CSAA Insurance Exchange will pay an average rate increase of around 50 percent across its 2020 catastrophe programme in a new indication of the radical repricing of accounts with wildfire exposure in California, according to reinsurance market sources.
In a statement to this publication, CSAA said it believed the increase paid on a risk-adjusted basis was 16 percent. The discrepancy is believed to reflect CSAA’s significantly increased expected loss as a result of a changed view of wildfire risk.
The carrier, which is the Northern California insurance arm of the American Automobile Association, was hit heavily by the 2017 Northern California wildfires and the Camp Fire in 2018.
Sources said that CSAA’s loss for the Camp Fire was just below $1bn net of subrogation, while the 2017 wildfire loss was around $800mn.

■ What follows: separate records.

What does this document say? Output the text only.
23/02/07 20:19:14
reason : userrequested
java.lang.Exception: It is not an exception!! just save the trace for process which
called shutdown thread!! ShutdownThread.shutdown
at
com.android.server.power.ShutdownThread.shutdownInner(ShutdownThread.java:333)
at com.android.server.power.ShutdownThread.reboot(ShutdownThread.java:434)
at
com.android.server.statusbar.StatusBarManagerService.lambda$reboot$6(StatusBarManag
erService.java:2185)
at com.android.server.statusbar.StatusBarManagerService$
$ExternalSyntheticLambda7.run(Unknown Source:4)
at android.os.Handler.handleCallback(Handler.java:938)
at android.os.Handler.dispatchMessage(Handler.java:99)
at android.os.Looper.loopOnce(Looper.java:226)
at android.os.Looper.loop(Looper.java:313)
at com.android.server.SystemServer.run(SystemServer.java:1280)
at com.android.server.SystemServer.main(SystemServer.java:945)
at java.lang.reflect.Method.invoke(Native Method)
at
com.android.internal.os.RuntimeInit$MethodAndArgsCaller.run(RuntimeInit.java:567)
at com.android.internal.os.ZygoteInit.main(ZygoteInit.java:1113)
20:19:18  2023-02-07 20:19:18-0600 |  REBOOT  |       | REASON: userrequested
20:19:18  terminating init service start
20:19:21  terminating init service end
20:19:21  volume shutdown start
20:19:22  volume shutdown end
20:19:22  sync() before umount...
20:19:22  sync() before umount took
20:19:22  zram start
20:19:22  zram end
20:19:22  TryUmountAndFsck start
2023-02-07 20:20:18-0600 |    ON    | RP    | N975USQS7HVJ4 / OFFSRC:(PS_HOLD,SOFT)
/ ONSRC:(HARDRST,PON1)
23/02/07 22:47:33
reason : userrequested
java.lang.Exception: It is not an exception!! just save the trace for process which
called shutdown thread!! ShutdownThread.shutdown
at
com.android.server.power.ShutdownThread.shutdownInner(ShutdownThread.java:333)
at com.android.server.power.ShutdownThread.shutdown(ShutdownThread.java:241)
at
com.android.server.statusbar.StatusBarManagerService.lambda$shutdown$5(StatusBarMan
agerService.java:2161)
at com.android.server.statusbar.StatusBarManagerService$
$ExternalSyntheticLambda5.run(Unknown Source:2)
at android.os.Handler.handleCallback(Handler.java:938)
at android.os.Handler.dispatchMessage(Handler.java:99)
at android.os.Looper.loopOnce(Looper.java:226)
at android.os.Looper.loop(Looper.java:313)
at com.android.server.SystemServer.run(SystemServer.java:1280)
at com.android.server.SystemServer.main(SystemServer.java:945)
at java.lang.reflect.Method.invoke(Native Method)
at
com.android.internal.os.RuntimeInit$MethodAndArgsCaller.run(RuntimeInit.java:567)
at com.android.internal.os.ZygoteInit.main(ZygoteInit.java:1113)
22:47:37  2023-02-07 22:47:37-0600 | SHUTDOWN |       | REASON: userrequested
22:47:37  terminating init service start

It is understood that CSAA’s 2020 cat reinsurance programme, which incepts at 1 January, has already been placed – as in 2018, the carrier has bought cover before the current year wildfire season.

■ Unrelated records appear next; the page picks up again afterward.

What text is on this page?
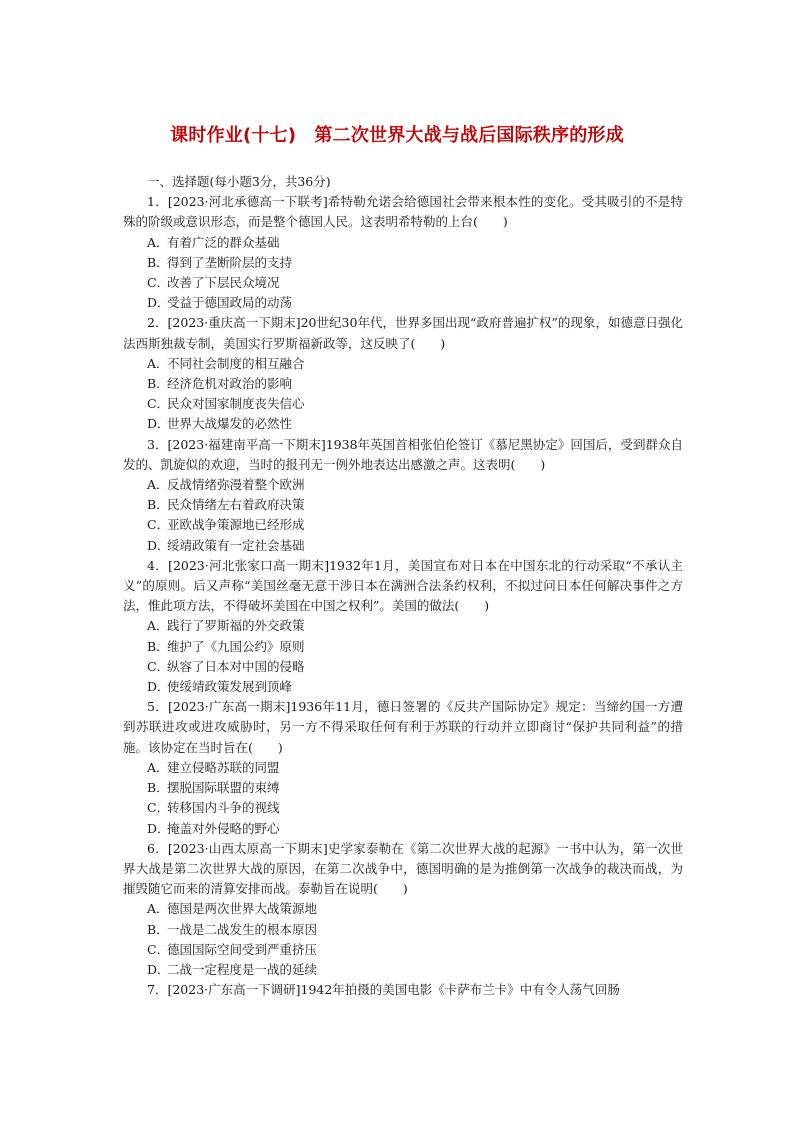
课时作业(十七)　第二次世界大战与战后国际秩序的形成
一、选择题(每小题3分，共36分)
1．[2023·河北承德高一下联考]希特勒允诺会给德国社会带来根本性的变化。受其吸引的不是特殊的阶级或意识形态，而是整个德国人民。这表明希特勒的上台(　　)
A．有着广泛的群众基础
B．得到了垄断阶层的支持
C．改善了下层民众境况
D．受益于德国政局的动荡
2．[2023·重庆高一下期末]20世纪30年代，世界多国出现“政府普遍扩权”的现象，如德意日强化法西斯独裁专制，美国实行罗斯福新政等，这反映了(　　)
A．不同社会制度的相互融合
B．经济危机对政治的影响
C．民众对国家制度丧失信心
D．世界大战爆发的必然性
3．[2023·福建南平高一下期末]1938年英国首相张伯伦签订《慕尼黑协定》回国后，受到群众自发的、凯旋似的欢迎，当时的报刊无一例外地表达出感激之声。这表明(　　)
A．反战情绪弥漫着整个欧洲
B．民众情绪左右着政府决策
C．亚欧战争策源地已经形成
D．绥靖政策有一定社会基础
4．[2023·河北张家口高一期末]1932年1月，美国宣布对日本在中国东北的行动采取“不承认主义”的原则。后又声称“美国丝毫无意干涉日本在满洲合法条约权利，不拟过问日本任何解决事件之方法，惟此项方法，不得破坏美国在中国之权利”。美国的做法(　　)
A．践行了罗斯福的外交政策
B．维护了《九国公约》原则
C．纵容了日本对中国的侵略
D．使绥靖政策发展到顶峰
5．[2023·广东高一期末]1936年11月，德日签署的《反共产国际协定》规定：当缔约国一方遭到苏联进攻或进攻威胁时，另一方不得采取任何有利于苏联的行动并立即商讨“保护共同利益”的措施。该协定在当时旨在(　　)
A．建立侵略苏联的同盟
B．摆脱国际联盟的束缚
C．转移国内斗争的视线
D．掩盖对外侵略的野心
6．[2023·山西太原高一下期末]史学家泰勒在《第二次世界大战的起源》一书中认为，第一次世界大战是第二次世界大战的原因，在第二次战争中，德国明确的是为推倒第一次战争的裁决而战，为摧毁随它而来的清算安排而战。泰勒旨在说明(　　)
A．德国是两次世界大战策源地
B．一战是二战发生的根本原因
C．德国国际空间受到严重挤压
D．二战一定程度是一战的延续
7．[2023·广东高一下调研]1942年拍摄的美国电影《卡萨布兰卡》中有令人荡气回肠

Sources said that across the programme it paid an average rate increase of around 50 percent.
SNL data reveals that in 2018, CSAA’s top five reinsurers by gross recoverables were RenaissanceRe Europe, Munich Re, Catlin Syndicate 2003, MS Amlin Syndicate 2001 and Tokio Marine Kiln Syndicate 510.
The renewal is an indication of the impact Californian wildfire losses in the last two years may have on 2020 pricing. The 2017 and 2018 fires, which according to Standard & Poor’s caused around $33bn in insured losses, have driven reinsurers to take a drastically more conservative view of wildfire risk.

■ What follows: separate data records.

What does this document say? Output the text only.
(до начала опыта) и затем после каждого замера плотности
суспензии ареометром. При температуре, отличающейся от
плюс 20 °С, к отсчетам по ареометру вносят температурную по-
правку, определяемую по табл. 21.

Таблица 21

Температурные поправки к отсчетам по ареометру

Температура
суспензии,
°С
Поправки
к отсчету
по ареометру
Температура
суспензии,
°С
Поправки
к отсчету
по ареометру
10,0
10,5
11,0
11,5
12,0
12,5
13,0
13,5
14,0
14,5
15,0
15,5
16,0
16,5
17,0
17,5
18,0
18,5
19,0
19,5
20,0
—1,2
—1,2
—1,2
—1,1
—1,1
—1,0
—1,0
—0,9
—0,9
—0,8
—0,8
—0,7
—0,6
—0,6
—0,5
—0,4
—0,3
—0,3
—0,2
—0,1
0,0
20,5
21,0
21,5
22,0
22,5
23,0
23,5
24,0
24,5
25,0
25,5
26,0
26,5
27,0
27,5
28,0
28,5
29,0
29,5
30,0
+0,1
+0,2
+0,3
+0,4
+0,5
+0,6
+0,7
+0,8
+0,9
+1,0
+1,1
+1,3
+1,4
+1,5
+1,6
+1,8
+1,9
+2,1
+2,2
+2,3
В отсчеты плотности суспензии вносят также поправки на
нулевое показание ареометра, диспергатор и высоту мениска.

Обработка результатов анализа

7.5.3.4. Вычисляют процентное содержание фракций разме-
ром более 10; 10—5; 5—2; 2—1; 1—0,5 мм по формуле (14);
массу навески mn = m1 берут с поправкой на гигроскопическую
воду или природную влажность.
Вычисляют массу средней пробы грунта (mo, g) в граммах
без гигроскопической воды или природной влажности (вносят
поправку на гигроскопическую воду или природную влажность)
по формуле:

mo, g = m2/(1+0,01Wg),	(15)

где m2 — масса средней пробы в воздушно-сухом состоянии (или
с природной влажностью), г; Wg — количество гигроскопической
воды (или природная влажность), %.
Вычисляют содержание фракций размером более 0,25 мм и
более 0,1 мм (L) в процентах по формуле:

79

A number of insurers in the state booked large wildfire losses last year, with implications for their reinsurance programmes.
Mercury General, which handed $216mn in wildfire losses to its reinsurers in 2018, doubled its cat limit to $589mn when it renewed its programme in July, as well as raising its retention from $10mn to $40mn.
AM Best placed the financial strength rating of California Capital Insurance Company under review in December, after the company went through the top of its $250mn reinsurance programme. It has since agreed to be acquired by Auto-Owners Insurance.